4 reasons email will never die

Kids may no longer embrace email, but it ain’t going away any time soon. Here’s why.

Forward-looking social media enthusiasts like to predict the end of email as we know it. Indeed, there are plenty of signs that millennials, in particular, prefer other methods of electronic communication, using email primarily to communicate with their clueless parents and various other Luddite institutions. In fact, I know of one teenager who lost his place at University because he didn’t check his email for months, and thus never saw — or paid — the tuition notices he was sent.

But even if the younger generations drive the technology choices of the future, email is not about to go the way of the carrier pigeon.

Let’s look at four reasons why email will be around for the foreseeable future:

1. Email is permanent.
Except in cost-obsessed corporations that strictly enforce those 200MB limits on Outlook mail storage, most people hang on to their emails indefinitely. Thus it’s easy to go back and dig up messages and documents sent months, years, or even decades ago. That tuition message the college student never saw? It’s still sitting there in his inbox. That message the CEO sent authorizing the bank to sell loans it knew were dogs? Still in the system, even if it got deleted from individual mailboxes. Email creates an ongoing record of communication, that the law increasingly recognizes. That can cause problems as well — just ask General Petraeus — but it’s a huge differentiator from all the social media communication alternatives.

2. Emails are scalable.
Sure, you can post pictures along with your text or status update, but email lets you attach multiple large documents to your messages. That means it can include everything from images to presentations to highly formatted text documents — or just about anything else you might need to share. New technologies are coming online that make it easier to share files held in a central repository, usually in the cloud, but even then, they usually use email to alert folks that the files are there.

3. Email is a great low-cost marketing medium.
Marketers love email because its relatively easy and cheap to broadcast messages to lots and lots of people at once. (Sure, the spammers love email for the same reasons, but that just shows that email marketing actually works.) Once you gather a list of addresses — opt-in, please — you don’t have to pay big bucks to reach them every time. Try that on Facebook or Twitter!

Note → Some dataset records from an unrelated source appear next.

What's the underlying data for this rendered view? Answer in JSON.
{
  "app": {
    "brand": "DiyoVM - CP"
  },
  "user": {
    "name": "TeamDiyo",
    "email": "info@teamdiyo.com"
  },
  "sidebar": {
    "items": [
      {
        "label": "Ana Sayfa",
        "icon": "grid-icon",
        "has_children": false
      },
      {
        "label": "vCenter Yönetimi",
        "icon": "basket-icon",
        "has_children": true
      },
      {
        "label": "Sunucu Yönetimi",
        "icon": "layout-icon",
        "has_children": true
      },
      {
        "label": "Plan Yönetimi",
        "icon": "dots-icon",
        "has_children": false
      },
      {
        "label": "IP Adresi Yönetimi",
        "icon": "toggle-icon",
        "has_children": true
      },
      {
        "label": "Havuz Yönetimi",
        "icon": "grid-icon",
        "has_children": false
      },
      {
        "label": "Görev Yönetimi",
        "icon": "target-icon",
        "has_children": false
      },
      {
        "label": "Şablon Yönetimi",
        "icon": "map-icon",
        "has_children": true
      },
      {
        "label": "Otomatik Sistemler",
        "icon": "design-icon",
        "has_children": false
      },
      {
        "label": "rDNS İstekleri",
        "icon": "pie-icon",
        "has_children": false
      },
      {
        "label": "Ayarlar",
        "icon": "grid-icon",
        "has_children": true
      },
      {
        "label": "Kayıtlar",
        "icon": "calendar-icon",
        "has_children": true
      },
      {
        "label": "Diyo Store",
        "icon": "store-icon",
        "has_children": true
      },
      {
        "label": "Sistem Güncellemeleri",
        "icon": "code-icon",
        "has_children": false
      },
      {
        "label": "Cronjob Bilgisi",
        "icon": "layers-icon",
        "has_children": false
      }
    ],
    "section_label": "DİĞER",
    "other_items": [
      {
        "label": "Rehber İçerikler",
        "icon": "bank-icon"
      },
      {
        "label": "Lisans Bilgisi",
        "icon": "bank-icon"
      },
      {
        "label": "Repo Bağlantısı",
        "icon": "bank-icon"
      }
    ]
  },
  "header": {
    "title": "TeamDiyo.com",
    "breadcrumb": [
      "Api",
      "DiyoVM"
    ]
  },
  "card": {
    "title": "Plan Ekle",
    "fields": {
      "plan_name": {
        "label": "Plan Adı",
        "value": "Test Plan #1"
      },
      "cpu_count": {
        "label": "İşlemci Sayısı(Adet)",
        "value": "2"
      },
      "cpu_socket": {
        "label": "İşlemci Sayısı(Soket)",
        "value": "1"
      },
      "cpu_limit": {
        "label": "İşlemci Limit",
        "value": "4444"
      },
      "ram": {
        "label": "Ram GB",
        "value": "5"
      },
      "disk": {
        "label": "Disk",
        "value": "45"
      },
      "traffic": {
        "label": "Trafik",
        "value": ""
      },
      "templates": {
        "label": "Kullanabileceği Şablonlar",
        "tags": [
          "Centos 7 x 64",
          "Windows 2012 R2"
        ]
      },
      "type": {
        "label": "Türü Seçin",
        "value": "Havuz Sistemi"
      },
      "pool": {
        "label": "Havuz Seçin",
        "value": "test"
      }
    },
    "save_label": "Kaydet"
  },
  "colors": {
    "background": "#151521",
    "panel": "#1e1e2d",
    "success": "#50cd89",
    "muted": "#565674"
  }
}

4. Email is a ubiquitous standard.
Unlike all the competing social media networks, all the email services actually work together properly. If you send someone an email, you know they’re going to get it, no matter if they use Outlook, Gmail, Yahoo Mail, or a corporate system. And even if those kids don’t check their email much, it’s pretty likely they at least have an email account. Pretty much everyone does, even if some of them are on Facebook and others are on Twitter and others prefer Snapchat. Email is the place where they all come together. And I don’t see anything about to usurp that place at the center of conversation.

Sure, email has plenty of problems, and I’ll take a look at them in an upcoming post. But make no mistake – email remains the cornerstone of online communications. Now and forever.